Why is TDM important?
Many of the drugs that require therapeutic monitoring are taken for a lifetime. They must be maintained at steady concentrations year after year while the person ages and goes through life events that may alter that individual’s therapeutic level, including pregnancies, temporary illnesses, infections, emotional and physical stresses, accidents, and surgeries. Over time, people may acquire other chronic conditions that also require lifetime medication and that may affect the processing of their monitored drugs. Examples of these conditions include cardiovascular disease, kidney disease, thyroid disease, liver disease, and HIV.
Therapeutic drug monitoring follows these changes and accommodates them. It identifies when a person does not take the medication regularly as prescribed (patient noncompliance) and the effect of drug interactions, which may cause drug concentrations that are higher or lower than expected at a given dosage, and helps to personalize a dose to fit the specific needs of a patient.

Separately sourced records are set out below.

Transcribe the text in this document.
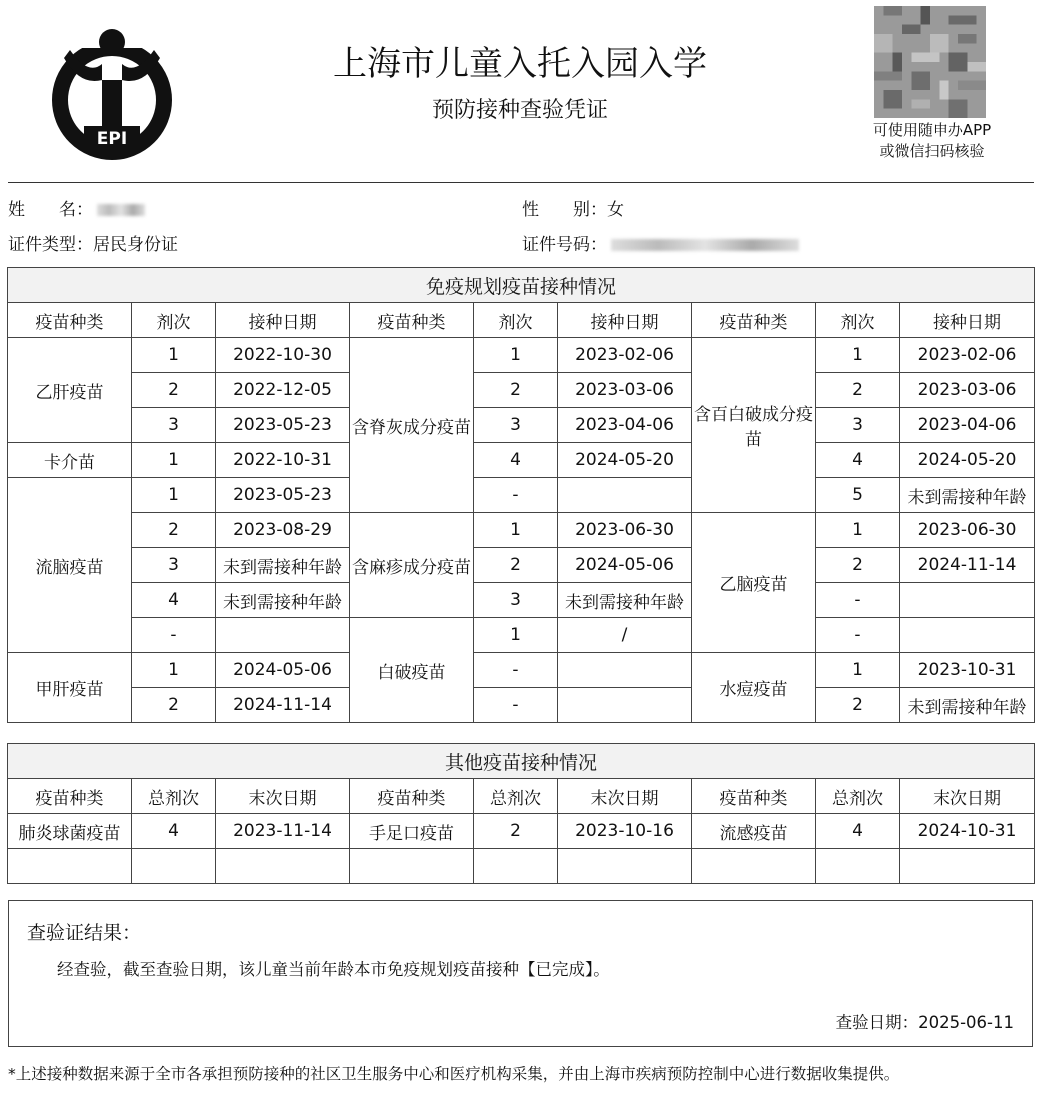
EPI
上海市儿童入托入园入学
预防接种查验凭证
可使用随申办APP
或微信扫码核验
姓　　名：	性　　别：女
证件类型：居民身份证	证件号码：
免疫规划疫苗接种情况								
疫苗种类	剂次	接种日期	疫苗种类	剂次	接种日期	疫苗种类	剂次	接种日期
乙肝疫苗	1	2022-10-30	含脊灰成分疫苗	1	2023-02-06	含百白破成分疫苗	1	2023-02-06
	2	2022-12-05		2	2023-03-06		2	2023-03-06
	3	2023-05-23		3	2023-04-06		3	2023-04-06
卡介苗	1	2022-10-31		4	2024-05-20		4	2024-05-20
流脑疫苗	1	2023-05-23		-			5	未到需接种年龄
	2	2023-08-29	含麻疹成分疫苗	1	2023-06-30	乙脑疫苗	1	2023-06-30
	3	未到需接种年龄		2	2024-05-06		2	2024-11-14
	4	未到需接种年龄		3	未到需接种年龄		-	
	-		白破疫苗	1	/		-	
甲肝疫苗	1	2024-05-06		-		水痘疫苗	1	2023-10-31
	2	2024-11-14		-			2	未到需接种年龄
其他疫苗接种情况								
疫苗种类	总剂次	末次日期	疫苗种类	总剂次	末次日期	疫苗种类	总剂次	末次日期
肺炎球菌疫苗	4	2023-11-14	手足口疫苗	2	2023-10-16	流感疫苗	4	2024-10-31

查验证结果：
经查验，截至查验日期，该儿童当前年龄本市免疫规划疫苗接种【已完成】。
查验日期：2025-06-11
*上述接种数据来源于全市各承担预防接种的社区卫生服务中心和医疗机构采集，并由上海市疾病预防控制中心进行数据收集提供。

Along with tests such as BUN, creatinine, and liver function tests, therapeutic drug monitoring can help identify decreases in the efficiency of and dysfunctions in the body’s ability to metabolize and eliminate therapeutic drugs. Testing may also determine how a medication interacts with other necessary drugs.
How are these tests used?
Not all drug levels need to be monitored. These tests are used to monitor blood levels of drugs that have a narrow range in which the drug is effective but not toxic. In addition, some drugs require monitoring because the amount of drug given does not correlate well with the amount of drug that may reach the blood. Sometimes, the way that a drug is absorbed and metabolized can vary from person to person, or the physical or health status of a person can affect the drug level in the blood.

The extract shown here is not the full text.